Жмакин усмехнулся: вот куда она вела, куда заворачивала, оказывается. Ей нужен был человек, на которого могли бы подумать, что он заложил, то есть выдал розыску Вольку.

– Брось, Нона, – сказал Жмакин ровным голосом. – Ты толковище хочешь собрать и чтобы меня за тебя, за дело твоих рук воровским обычаем кончили? Не пойдет, дорогуша. И Ожогина и Вольку, конечно, ты заложила, и хавира твоя кругом в мусоре, но я человек спокойный и надеюсь на судьбу. Возьмут так возьмут, моя жизнь сломанная, и никуда не денешься, но вот кое в чем разобраться мне надо, совсем даже необходимо…

– В чем же это разобраться, Алешенька?

– Во многом, что тебя не касается. И в одном, что не без тебя сделано. Магазин ювелирный Волька для тебя брал…

– Погоди! – попросила она. – Ты подумай…

– Думать не стану. Я его и Ожогина предупреждал – дело нехорошее, соцсобственность, сторожа надо будет пришить. Ты тогда сказала, что я ссучился и надо делать толковище. Было?

Она молчала, прижавшись к спинке стула.

– Это ты, стерва, его погубила! – вновь задохнувшись, прошипел Алексей. – Это ты его гнала на бандитизм, это ты барахло себе покупала и всякие камешки в уши, это для тебя он норковую шубу купил, а мне жаловался, что хочет идти с повинной, ломать свое прошлое, все сначала начинать. И Ожогин хотел виниться Лапшину, но ты не дала. Ты закричала, что они сморкачи, что пеленки у них мокрые и что ты обойдешься без ихних профсоюзов…

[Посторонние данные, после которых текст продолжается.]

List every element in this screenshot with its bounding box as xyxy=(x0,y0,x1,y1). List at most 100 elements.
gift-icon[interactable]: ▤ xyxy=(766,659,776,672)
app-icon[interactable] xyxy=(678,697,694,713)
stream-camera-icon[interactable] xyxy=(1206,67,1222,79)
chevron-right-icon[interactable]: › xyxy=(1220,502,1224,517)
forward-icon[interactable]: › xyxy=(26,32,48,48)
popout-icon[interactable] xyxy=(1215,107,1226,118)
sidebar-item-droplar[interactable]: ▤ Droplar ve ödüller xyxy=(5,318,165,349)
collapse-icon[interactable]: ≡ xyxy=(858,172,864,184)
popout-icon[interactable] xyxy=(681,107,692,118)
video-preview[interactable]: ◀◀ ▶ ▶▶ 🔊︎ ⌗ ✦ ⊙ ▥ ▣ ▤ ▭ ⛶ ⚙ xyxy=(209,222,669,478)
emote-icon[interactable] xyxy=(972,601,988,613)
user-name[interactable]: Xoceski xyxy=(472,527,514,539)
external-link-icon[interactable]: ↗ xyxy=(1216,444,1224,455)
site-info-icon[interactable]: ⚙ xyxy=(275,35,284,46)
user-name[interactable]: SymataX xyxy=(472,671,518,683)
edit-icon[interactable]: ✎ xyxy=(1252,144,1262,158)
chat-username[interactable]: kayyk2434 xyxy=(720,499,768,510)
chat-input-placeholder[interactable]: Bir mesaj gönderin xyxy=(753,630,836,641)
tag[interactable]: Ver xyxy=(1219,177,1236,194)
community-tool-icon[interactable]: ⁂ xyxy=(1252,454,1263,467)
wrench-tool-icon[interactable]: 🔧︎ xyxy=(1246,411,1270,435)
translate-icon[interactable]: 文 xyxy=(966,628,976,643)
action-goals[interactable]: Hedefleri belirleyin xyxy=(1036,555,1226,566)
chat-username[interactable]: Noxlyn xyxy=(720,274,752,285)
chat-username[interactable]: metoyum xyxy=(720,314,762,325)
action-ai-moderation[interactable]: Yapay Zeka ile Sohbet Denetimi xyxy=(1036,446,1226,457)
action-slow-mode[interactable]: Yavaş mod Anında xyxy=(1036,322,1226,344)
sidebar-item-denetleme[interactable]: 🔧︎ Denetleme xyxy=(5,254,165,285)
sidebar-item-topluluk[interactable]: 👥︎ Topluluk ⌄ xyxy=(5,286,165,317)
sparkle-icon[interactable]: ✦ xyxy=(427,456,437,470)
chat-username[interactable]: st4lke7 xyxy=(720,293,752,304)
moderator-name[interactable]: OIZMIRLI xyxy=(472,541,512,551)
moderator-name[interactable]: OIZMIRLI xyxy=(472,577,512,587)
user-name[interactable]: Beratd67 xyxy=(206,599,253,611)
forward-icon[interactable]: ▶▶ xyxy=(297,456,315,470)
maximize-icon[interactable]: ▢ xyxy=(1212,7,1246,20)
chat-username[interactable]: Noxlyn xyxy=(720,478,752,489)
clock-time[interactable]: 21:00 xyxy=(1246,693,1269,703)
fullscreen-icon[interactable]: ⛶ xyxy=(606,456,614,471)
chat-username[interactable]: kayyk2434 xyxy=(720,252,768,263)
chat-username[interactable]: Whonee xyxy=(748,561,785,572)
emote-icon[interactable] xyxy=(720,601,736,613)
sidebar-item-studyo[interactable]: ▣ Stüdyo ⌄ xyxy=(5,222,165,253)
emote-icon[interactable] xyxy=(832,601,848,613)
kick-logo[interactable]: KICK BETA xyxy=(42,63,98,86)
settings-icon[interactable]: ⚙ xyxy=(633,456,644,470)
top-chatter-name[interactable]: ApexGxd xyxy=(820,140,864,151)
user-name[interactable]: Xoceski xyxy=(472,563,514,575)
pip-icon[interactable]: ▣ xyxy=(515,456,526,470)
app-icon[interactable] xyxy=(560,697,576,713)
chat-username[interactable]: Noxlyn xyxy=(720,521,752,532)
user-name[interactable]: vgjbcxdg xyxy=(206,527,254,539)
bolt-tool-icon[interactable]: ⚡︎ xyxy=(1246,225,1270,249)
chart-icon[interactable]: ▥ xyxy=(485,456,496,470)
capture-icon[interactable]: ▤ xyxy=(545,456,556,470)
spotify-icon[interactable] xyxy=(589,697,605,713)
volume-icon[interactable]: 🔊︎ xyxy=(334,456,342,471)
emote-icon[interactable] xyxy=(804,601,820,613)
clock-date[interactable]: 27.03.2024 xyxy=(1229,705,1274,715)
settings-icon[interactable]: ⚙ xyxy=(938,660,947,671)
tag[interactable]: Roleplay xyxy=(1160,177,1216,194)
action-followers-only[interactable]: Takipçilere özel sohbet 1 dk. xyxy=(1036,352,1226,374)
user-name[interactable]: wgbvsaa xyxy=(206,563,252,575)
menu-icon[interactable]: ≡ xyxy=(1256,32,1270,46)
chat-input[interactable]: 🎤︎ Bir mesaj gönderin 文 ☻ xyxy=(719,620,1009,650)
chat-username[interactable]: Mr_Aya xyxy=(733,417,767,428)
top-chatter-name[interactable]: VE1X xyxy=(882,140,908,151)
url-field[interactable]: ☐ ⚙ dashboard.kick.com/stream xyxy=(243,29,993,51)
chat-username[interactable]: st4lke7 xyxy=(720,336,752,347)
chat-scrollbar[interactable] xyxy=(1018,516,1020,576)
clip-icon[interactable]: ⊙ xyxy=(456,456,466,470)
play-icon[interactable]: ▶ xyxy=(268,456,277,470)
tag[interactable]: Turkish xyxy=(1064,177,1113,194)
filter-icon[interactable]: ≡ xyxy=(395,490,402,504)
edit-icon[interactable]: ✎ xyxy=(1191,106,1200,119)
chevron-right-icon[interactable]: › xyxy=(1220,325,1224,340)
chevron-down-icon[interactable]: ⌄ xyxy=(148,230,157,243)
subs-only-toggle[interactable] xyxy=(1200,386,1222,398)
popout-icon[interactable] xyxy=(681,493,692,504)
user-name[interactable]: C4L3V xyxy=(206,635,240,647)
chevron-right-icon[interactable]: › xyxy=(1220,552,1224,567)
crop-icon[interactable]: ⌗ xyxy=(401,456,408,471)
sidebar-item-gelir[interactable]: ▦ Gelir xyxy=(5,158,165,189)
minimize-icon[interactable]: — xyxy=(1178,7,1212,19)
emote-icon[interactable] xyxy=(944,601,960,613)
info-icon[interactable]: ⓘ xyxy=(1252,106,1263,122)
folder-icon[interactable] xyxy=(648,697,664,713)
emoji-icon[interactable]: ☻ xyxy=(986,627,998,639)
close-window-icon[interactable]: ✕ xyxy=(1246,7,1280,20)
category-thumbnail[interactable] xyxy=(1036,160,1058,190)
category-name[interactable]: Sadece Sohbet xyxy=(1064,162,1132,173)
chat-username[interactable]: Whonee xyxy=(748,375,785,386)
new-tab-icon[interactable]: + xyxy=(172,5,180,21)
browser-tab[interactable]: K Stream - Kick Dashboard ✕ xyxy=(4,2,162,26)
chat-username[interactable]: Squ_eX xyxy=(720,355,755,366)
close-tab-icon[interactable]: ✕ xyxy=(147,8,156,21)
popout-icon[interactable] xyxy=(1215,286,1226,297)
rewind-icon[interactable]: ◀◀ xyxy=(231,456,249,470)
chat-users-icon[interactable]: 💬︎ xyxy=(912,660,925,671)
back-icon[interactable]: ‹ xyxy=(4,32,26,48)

– Я шутила! – белыми губами прошептала она.

– Пришить бы тебя здесь и концы в воду! – кривя лицо, сказал Жмакин. – Только не могу я людей убивать, мутит. Запомни, Нонка: возьмут – все про тебя открою, ничего не утаю. Они дурни, а зло – ты! Они напились и пошли на дело, а напоила и научила их ты. И живешь, змея, а их нет. И сторожа они зарезали, как ты их научила, я в пересылке слышал подробности, я ведь разговор помню, и помню, как плюнул и ушел от вас, и еще помню, как ты Ожогину сказала, что меня надо кончать. Было?